Guida al funzionamento dei rilevatori di gas tossici nel sottosuolo
Istruzioni per l'utilizzo dei rilevatori di gas tossici nel sottosuolo: I principali rischi professionali per chiunque lavori sottoterra sono l'ipossia e il soffocamento, l'avvelenamento da idrogeno solforato e l'esplosione di gas combustibile, tra cui il fenomeno più comune è l'avvelenamento da idrogeno solforato. Il rilevatore di gas composito può rilevare tempestivamente la concentrazione di gas tossici e nocivi nel pozzo e può attivare automaticamente l'allarme.
1. Anidride carbonica e soffocamento da gas. Lesioni causate da soffocamento da anidride carbonica e gas che subiscono la morte simulata, oltre a sottoporsi alla respirazione artificiale e alla rianimazione con ossigeno, hanno anche bisogno di strofinarsi la pelle o far sentire l'odore di ammoniaca per favorire la ripresa della respirazione. Avvelenamento da monossido di carbonio.
2. Avvelenamento da idrogeno solforato. Avvelenamento da idrogeno solforato: oltre alla respirazione artificiale o all'ossigenoterapia con un rigeneratore, è possibile mettere in bocca tamponi di cotone, fazzoletti, ecc. imbevuti di soluzione acquosa di cloro. Il cloro è un buon prodotto dell'idrogeno solforato.
3. Avvelenamento da anidride solforosa. A causa del forte effetto irritante dell'anidride solforosa sul sistema respiratorio dovuto alla formazione di acido solforico a contatto con l'acqua, nei casi più gravi può provocare ustioni. Pertanto, oltre alla respirazione artificiale o all'infusione di ossigeno attraverso un dispositivo di rianimazione, agli individui avvelenati dovrebbe essere somministrato latte, miele o risciacquati con una soluzione di soda per ridurre l'irritazione.
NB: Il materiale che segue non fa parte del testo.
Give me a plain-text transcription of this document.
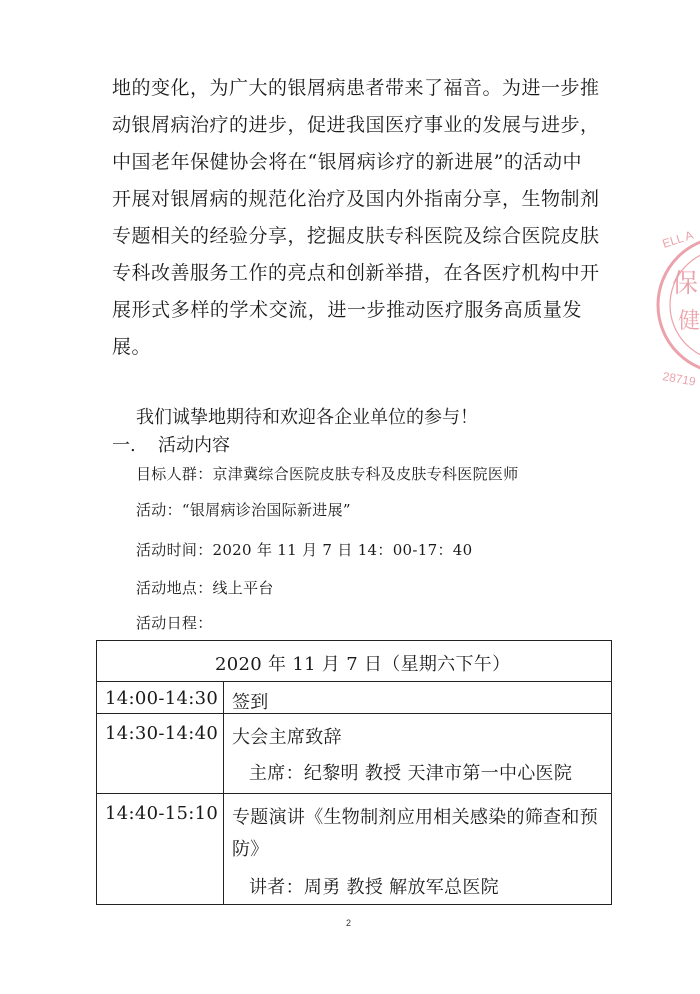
地的变化，为广大的银屑病患者带来了福音。为进一步推
动银屑病治疗的进步，促进我国医疗事业的发展与进步，
中国老年保健协会将在“银屑病诊疗的新进展”的活动中
开展对银屑病的规范化治疗及国内外指南分享，生物制剂
专题相关的经验分享，挖掘皮肤专科医院及综合医院皮肤
专科改善服务工作的亮点和创新举措，在各医疗机构中开
展形式多样的学术交流，进一步推动医疗服务高质量发
展。
我们诚挚地期待和欢迎各企业单位的参与！
一. 活动内容
目标人群：京津冀综合医院皮肤专科及皮肤专科医院医师
活动：“银屑病诊治国际新进展”
活动时间：2020 年 11 月 7 日 14：00-17：40
活动地点：线上平台
活动日程：
2020 年 11 月 7 日（星期六下午）
14:00-14:30 签到
14:30-14:40 大会主席致辞
主席：纪黎明 教授 天津市第一中心医院
14:40-15:10 专题演讲《生物制剂应用相关感染的筛查和预
防》
讲者：周勇 教授 解放军总医院
2
ELL A
保
健
28719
4. Avvelenamento da biossido atmosferico. La prova più evidente di avvelenamento da diossina è l’ingiallimento delle punte delle dita e dei capelli, nonché sintomi come tosse, nausea e vomito. Poiché l’avvelenamento da biossido di azoto può causare edema polmonare nei feriti, non è possibile ricorrere alla respirazione artificiale. Se è necessario utilizzare un dispositivo di rinascita, non è possibile aggiungere anidride carbonica all'ossigeno puro per evitare di stimolare i polmoni dell'infortunato* L'importante è consentire all'infortunato di respirare autonomamente con l'ossigeno fornito dal rianimatore.
5. Avvelenamento da monossido di carbonio, respiro superficiale e rapido, macchie rosse sulle guance e sul corpo quando è incosciente e labbra rosa. I pazienti avvelenati possono essere trattati con la respirazione artificiale o l'ossigenoterapia utilizzando un rianimatore. Durante l'infusione di ossigeno, è possibile infiltrare dal 5% al 7% di anidride carbonica per stimolare la respirazione e favorire il recupero della funzione respiratoria.